Wenn es also stimmt, daß Fontane an jenem Februar-Sonntag 1879 darauf hoffte, sein bald erscheinendes Werk würde ihm den Weg zum Erfolg als Erzähler bahnen, dann reicht das vollkommen, um sein unpassendes Verhalten zu begründen. Doch um den Beweis dafür zu erbringen, müssen wir die Kri­sensituation in seinem Leben erläutern und dann auf die Behauptung eingehen, die »Räuber-Fehde' habe überhaupt den Anstoß gegeben, aus der angelegten Stoffsammlung ausgerechnet Grete Minde als erstes auszuwählen.

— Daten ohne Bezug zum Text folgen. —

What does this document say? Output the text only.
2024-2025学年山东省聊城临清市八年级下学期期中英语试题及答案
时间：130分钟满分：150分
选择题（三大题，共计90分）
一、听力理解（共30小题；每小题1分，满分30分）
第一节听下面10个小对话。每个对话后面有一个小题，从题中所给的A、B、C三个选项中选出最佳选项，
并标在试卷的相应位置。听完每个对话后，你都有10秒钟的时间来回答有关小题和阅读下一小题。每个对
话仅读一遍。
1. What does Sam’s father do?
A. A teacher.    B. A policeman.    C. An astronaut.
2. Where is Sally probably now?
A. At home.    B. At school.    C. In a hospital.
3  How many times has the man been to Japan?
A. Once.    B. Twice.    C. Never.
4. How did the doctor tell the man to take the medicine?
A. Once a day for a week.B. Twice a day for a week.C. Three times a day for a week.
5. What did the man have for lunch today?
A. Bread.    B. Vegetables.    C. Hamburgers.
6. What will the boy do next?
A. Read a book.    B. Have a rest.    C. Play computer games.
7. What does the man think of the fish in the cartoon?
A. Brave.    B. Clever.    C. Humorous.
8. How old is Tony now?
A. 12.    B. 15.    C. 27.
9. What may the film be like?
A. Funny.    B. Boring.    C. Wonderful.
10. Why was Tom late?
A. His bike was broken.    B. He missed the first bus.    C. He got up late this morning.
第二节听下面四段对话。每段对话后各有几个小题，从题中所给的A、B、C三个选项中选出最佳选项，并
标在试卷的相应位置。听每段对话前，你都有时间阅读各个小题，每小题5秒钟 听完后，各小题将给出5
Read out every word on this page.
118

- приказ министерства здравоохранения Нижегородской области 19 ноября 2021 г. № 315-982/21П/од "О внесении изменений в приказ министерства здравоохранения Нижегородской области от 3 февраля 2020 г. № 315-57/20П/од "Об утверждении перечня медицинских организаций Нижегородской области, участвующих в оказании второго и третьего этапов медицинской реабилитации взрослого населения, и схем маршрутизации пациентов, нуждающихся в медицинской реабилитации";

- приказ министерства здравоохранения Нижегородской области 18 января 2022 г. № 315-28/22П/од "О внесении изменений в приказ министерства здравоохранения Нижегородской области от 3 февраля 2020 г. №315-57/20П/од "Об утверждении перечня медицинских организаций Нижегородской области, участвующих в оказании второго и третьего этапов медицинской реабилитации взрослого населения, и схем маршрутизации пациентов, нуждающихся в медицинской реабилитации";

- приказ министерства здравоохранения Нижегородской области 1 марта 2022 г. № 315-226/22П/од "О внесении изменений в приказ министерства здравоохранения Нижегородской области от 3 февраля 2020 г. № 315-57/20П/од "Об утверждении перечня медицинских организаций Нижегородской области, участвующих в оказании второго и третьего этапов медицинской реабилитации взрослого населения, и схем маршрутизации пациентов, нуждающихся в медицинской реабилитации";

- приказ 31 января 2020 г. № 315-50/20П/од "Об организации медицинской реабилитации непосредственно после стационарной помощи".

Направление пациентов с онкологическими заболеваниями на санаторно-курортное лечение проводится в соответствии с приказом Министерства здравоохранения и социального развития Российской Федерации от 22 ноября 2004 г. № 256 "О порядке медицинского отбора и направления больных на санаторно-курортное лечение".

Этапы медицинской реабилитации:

2. Der Karriereknick und seine Wende

Freie Schriftsteller haben es nie leicht gehabt. Entweder mußten sie voll und ganz um ihr Publikum werben, also auf jeden diesem Werben widersprechen­den Ehrgeiz weitgehend verzichten, oder, bei gleichzeitigem Hinweis auf hö­here Werte, sich wenigstens teilweise mit dem öffentlich unterstützten Kultur­betrieb liieren. Bisher hatte Fontane letztere Taktik recht erfolgreich angewandt, wobei seine Frau ihn allerdings am liebsten in einer Beamtenstelle gesehen hätte. Die Beamtenstelle war Mitte der siebziger Jahre schon deswegen ein Thema geworden, weil Fontane mit seinen großen Büchern über den Deutsch- Französischen Krieg viel zu wenig um die Gunst des offiziellen wie auch des breiten Publikums geworben hatte. Viel zu stark hatten eigene Einsicht und überzeitliche Wertvorstellungen sein Schreiben beeinflußt. Zwar hat er damit erreicht, daß sein Buch sich - eigentlich erst in unserer Zeit - unter Wissen­schaftlern behaupten kann, aber die erhofften Belohnungen für seine jahrelange Arbeit entfielen dadurch. So gesehen sieht seine Bereitschaft, im Frühjahr 1876 den Sekretärsposten bei der Akademie der Künste zu übernehmen, wie sein privater Canossagang aus. Hätte er sich mit den Arbeitsbedingungen dort ab­gefunden, so könnte man von der Resignation eines Schriftstellers sprechen. Doch stattdessenresignierte" der frischgebackene Beamte, gab die Stelle bald wieder zurück, schnallte den Gürtel enger und versuchte, mit dem lange geheg­ten Plan eines vaterländischen Romans, der Vor dem Sturm heißen sollte, den Erfolg und die Anerkennung als Schriftsteller zu verdienen, die ihm als halb­offizieller Berichterstatter eine innere Unmöglichkeit geworden war.